西维塔斯并不是唯一一家对美国页岩油有抱负的公司。大大小小的勘探与生产公司正花费数十亿美元收购未开发的钻探库存,即使油价跌至 40 美元/桶以下,也能产生回报。

在大约一年前可能被认为不可想象的交易中,埃克森美孚签署了一项收购先锋自然资源公司的协议,交易金额高达 600 亿美元,不包括承担先锋公司的净债务。 

这笔巨额交易将先锋公司在米德兰盆地核心的超过 850,000 英亩的净土地增加到埃克森美孚现有的 570,000 英亩的二叠纪净土地上。交易完成后,埃克森美孚二叠纪盆地的产量将比 2023 年产量增加一倍以上,达到 1.3 Mboe/d;到 2027 年,二叠纪产量将增至 2 Mboe/d,高于埃克森美孚在签署先锋协议之前设定的 1 Mboe/d 目标。

在另一项大型二叠纪交易中,西方石油公司同意以 120 亿美元收购私人 E&P CrownRock 。

CrownRock 拥有二叠纪私人勘探与生产领域最令人垂涎​​的面积地位之一。西方石油公司的收购包括 94,000 净英亩的堆积支付资产以及横跨米德兰盆地核心的 1,700 个未开发钻井地点的跑道。

较小的企业也花费数十亿美元来增建二叠纪跑道:二叠纪资源公司通过以 45 亿美元收购Earthstone Energy,在特拉华州和米德兰盆地增建了跑道

Ovintiv42.75 亿美元收购了三家EnCap Investments支持的投资组合公司,以扩大其在米德兰盆地的业务。去年,EnCap 还以 16 亿美元的价格将特拉华盆地 E&P Advance Energy Partners出售给Matador Resources 。

Vital Energy 渴望提高其投资组合中的石油权重,推动了 2023 年二叠纪盆地近 20 亿美元的并购交易

但公共勘探与生产公司也在二叠纪盆地以外寻找优质的钻井跑道。

雪佛龙对赫斯公司的收购为这家加州超级巨头带来了赫斯公司在巴肯页岩的大量陆上产量的增量。

但雪佛龙 600 亿美元的巨额交易主要是为了参与圭亚那近海的行动,这里是世界上最新、最多产的石油发现地。

这些大规模交易收紧了本已紧张的优质并购市场。

彭博资讯高级石油和天然气股票分析师费尔南多·瓦莱表示,“xxon 和雪佛龙实际上收购了可从董事会购买的两项最佳资产。”

“那里没有另一位先锋,”他说。“这里还有另一个圭亚那可供出售。”


有关的

53B 美元 Hess 交易后雪佛龙将购买哪些资产?


新时代?

今天的美国页岩气田看起来与水平钻井和水力压裂技术首次释放致密石油和天然气时有很大不同。
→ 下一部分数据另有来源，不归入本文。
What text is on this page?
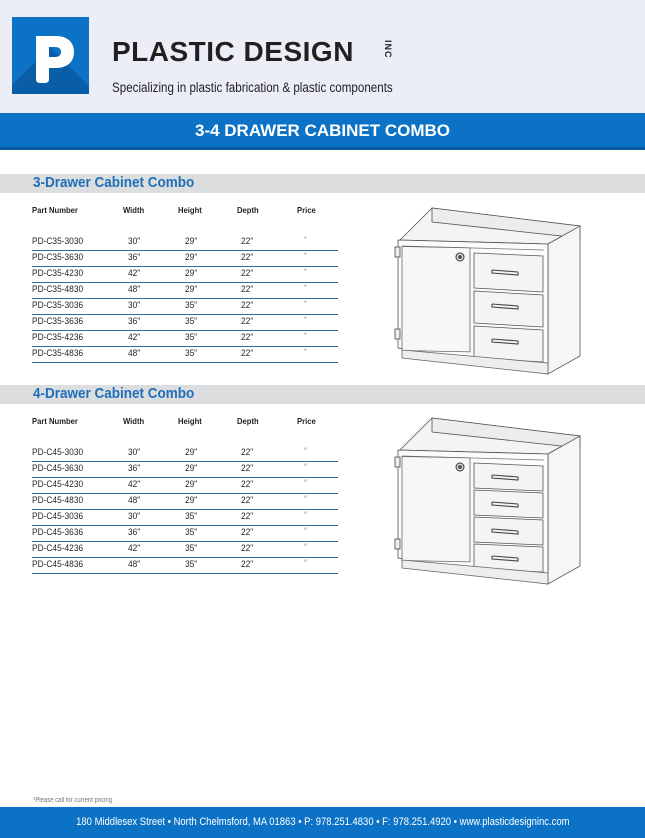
PLASTIC DESIGN	INC
Specializing in plastic fabrication & plastic components
3-4 DRAWER CABINET COMBO
3-Drawer Cabinet Combo
Part Number	Width	Height	Depth	Price
PD-C35-3030	30"	29"	22"	*
PD-C35-3630	36"	29"	22"	*
PD-C35-4230	42"	29"	22"	*
PD-C35-4830	48"	29"	22"	*
PD-C35-3036	30"	35"	22"	*
PD-C35-3636	36"	35"	22"	*
PD-C35-4236	42"	35"	22"	*
PD-C35-4836	48"	35"	22"	*
4-Drawer Cabinet Combo
Part Number	Width	Height	Depth	Price
PD-C45-3030	30"	29"	22"	*
PD-C45-3630	36"	29"	22"	*
PD-C45-4230	42"	29"	22"	*
PD-C45-4830	48"	29"	22"	*
PD-C45-3036	30"	35"	22"	*
PD-C45-3636	36"	35"	22"	*
PD-C45-4236	42"	35"	22"	*
PD-C45-4836	48"	35"	22"	*
*Please call for current pricing
180 Middlesex Street • North Chelmsford, MA 01863 • P: 978.251.4830 • F: 978.251.4920 • www.plasticdesigninc.com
一批私人持有的独立公司是非常规资源开发的早期先驱之一,例如 Eagle Ford、Bakken 以及最近的 Permian。

随着这些盆地逐渐成熟,小型企业越来越难以与大型企业和超级独立企业的规模和工程实力竞争。

结果,小型独立机构越来越少。拥有有吸引力资产的最成功的私营企业已被收购并整合到更大的勘探与生产中。
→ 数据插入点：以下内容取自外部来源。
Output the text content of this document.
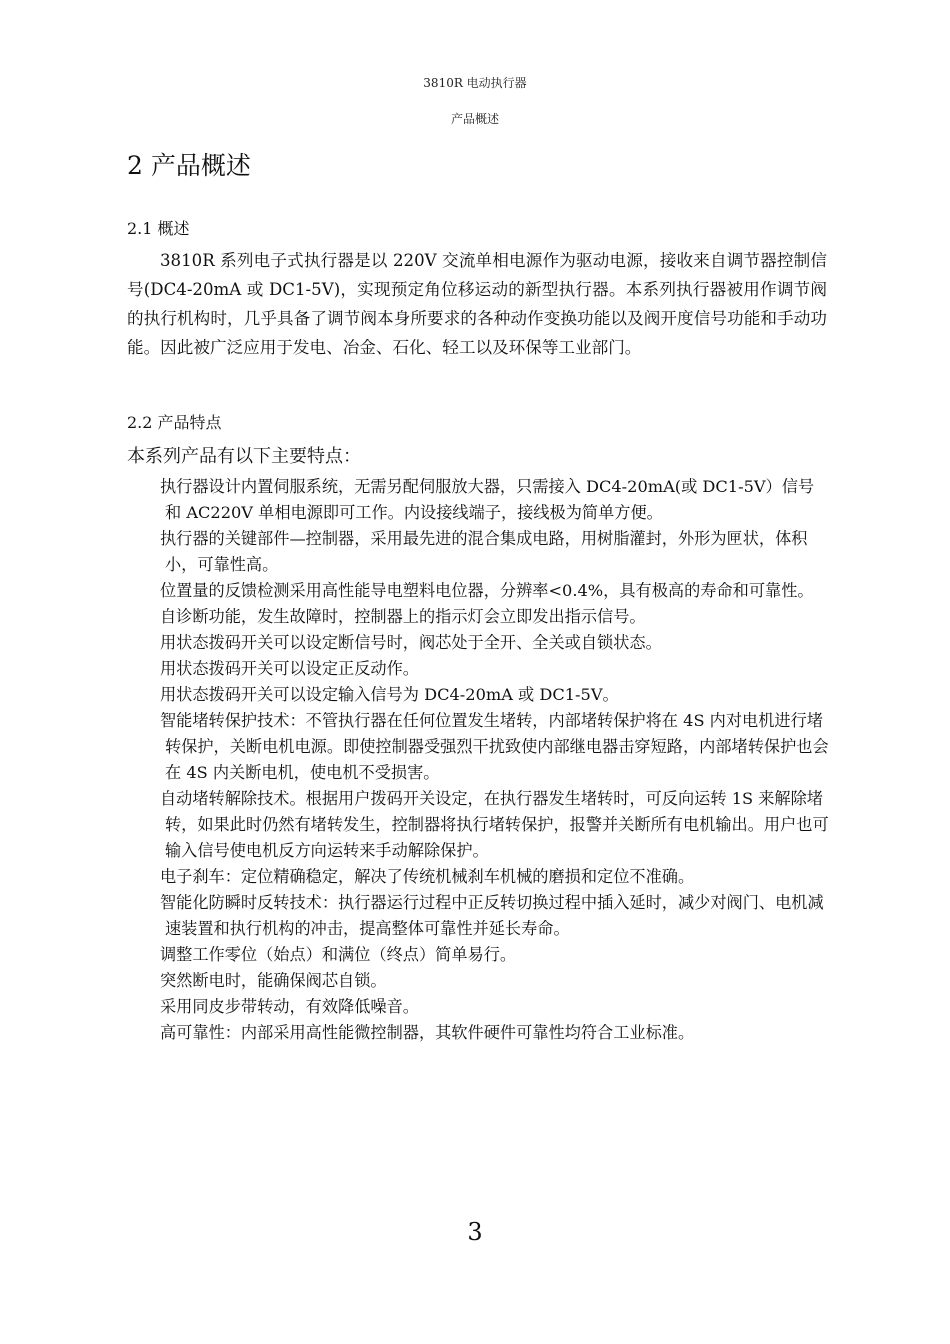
3810R 电动执行器
产品概述
2 产品概述
2.1 概述

3810R 系列电子式执行器是以 220V 交流单相电源作为驱动电源，接收来自调节器控制信号(DC4-20mA 或 DC1-5V)，实现预定角位移运动的新型执行器。本系列执行器被用作调节阀的执行机构时，几乎具备了调节阀本身所要求的各种动作变换功能以及阀开度信号功能和手动功能。因此被广泛应用于发电、冶金、石化、轻工以及环保等工业部门。

2.2 产品特点

本系列产品有以下主要特点：

执行器设计内置伺服系统，无需另配伺服放大器，只需接入 DC4-20mA(或 DC1-5V）信号和 AC220V 单相电源即可工作。内设接线端子，接线极为简单方便。
执行器的关键部件—控制器，采用最先进的混合集成电路，用树脂灌封，外形为匣状，体积小，可靠性高。
位置量的反馈检测采用高性能导电塑料电位器，分辨率<0.4%，具有极高的寿命和可靠性。
自诊断功能，发生故障时，控制器上的指示灯会立即发出指示信号。
用状态拨码开关可以设定断信号时，阀芯处于全开、全关或自锁状态。
用状态拨码开关可以设定正反动作。
用状态拨码开关可以设定输入信号为 DC4-20mA 或 DC1-5V。
智能堵转保护技术：不管执行器在任何位置发生堵转，内部堵转保护将在 4S 内对电机进行堵转保护，关断电机电源。即使控制器受强烈干扰致使内部继电器击穿短路，内部堵转保护也会在 4S 内关断电机，使电机不受损害。
自动堵转解除技术。根据用户拨码开关设定，在执行器发生堵转时，可反向运转 1S 来解除堵转，如果此时仍然有堵转发生，控制器将执行堵转保护，报警并关断所有电机输出。用户也可输入信号使电机反方向运转来手动解除保护。
电子刹车：定位精确稳定，解决了传统机械刹车机械的磨损和定位不准确。
智能化防瞬时反转技术：执行器运行过程中正反转切换过程中插入延时，减少对阀门、电机减速装置和执行机构的冲击，提高整体可靠性并延长寿命。
调整工作零位（始点）和满位（终点）简单易行。
突然断电时，能确保阀芯自锁。
采用同皮步带转动，有效降低噪音。
高可靠性：内部采用高性能微控制器，其软件硬件可靠性均符合工业标准。
3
许多不幸的野心家在2014年全球石油过剩、沙特阿拉伯-俄罗斯价格战和COVID-19大流行等大宗商品价格低迷时期通过破产重组或清算其资产。

疫情过后,页岩油大清算的幸存者们通过量入为出的支出并将大量现金返还给股东,努力吸引资本重返该行业。

马修·伯恩斯坦_Rystad Energy
马修·伯恩斯坦 (Matthew Bernstein),Rystad Energy 高级页岩分析师。 (来源:雷斯塔)

Rystad Energy高级页岩油分析师 Matthew Bernstein通俗地将页岩油行业资本管制时期称为“页岩油 3.0 浓缩”时期,与水力压裂行业和随时钻探的早期创新形成鲜明对比。在接下来的几年里,该行业出现了成本上涨。

伯恩斯坦表示,美国页岩油可能正在进入第四个时代,即最大的参与者将更多的致密油库存吸收到其投资组合中。

专家预计,页岩油并购潮将在 2024 年持续出现。伯恩斯坦认为,由于可供购买的有吸引力的私人勘探生产企业越来越少,未来市场可能会看到更多公共企业之间的合并。

伯恩斯坦表示,“在未来 10 年、20 年、30 年中,该行业的生命周期肯定是有默契的,无论是地质方面还是需求方面。” “从长远来看,真正的关键是要占据主导地位,成为一支具有竞争力的力量。”


有关的

中局:页岩勘探与生产在吸引投资者方面进展缓慢

原文链接/hartenergy

Shale Outlook: Scarce Inventory to Drive Upstream M&A in ‘24

Permian Basin well productivity has trended down. Top-tier drilling locations are scarce. Capital is at a premium. E&Ps need low-cost inventory and scale, and they’re willing to pay big bucks to get them.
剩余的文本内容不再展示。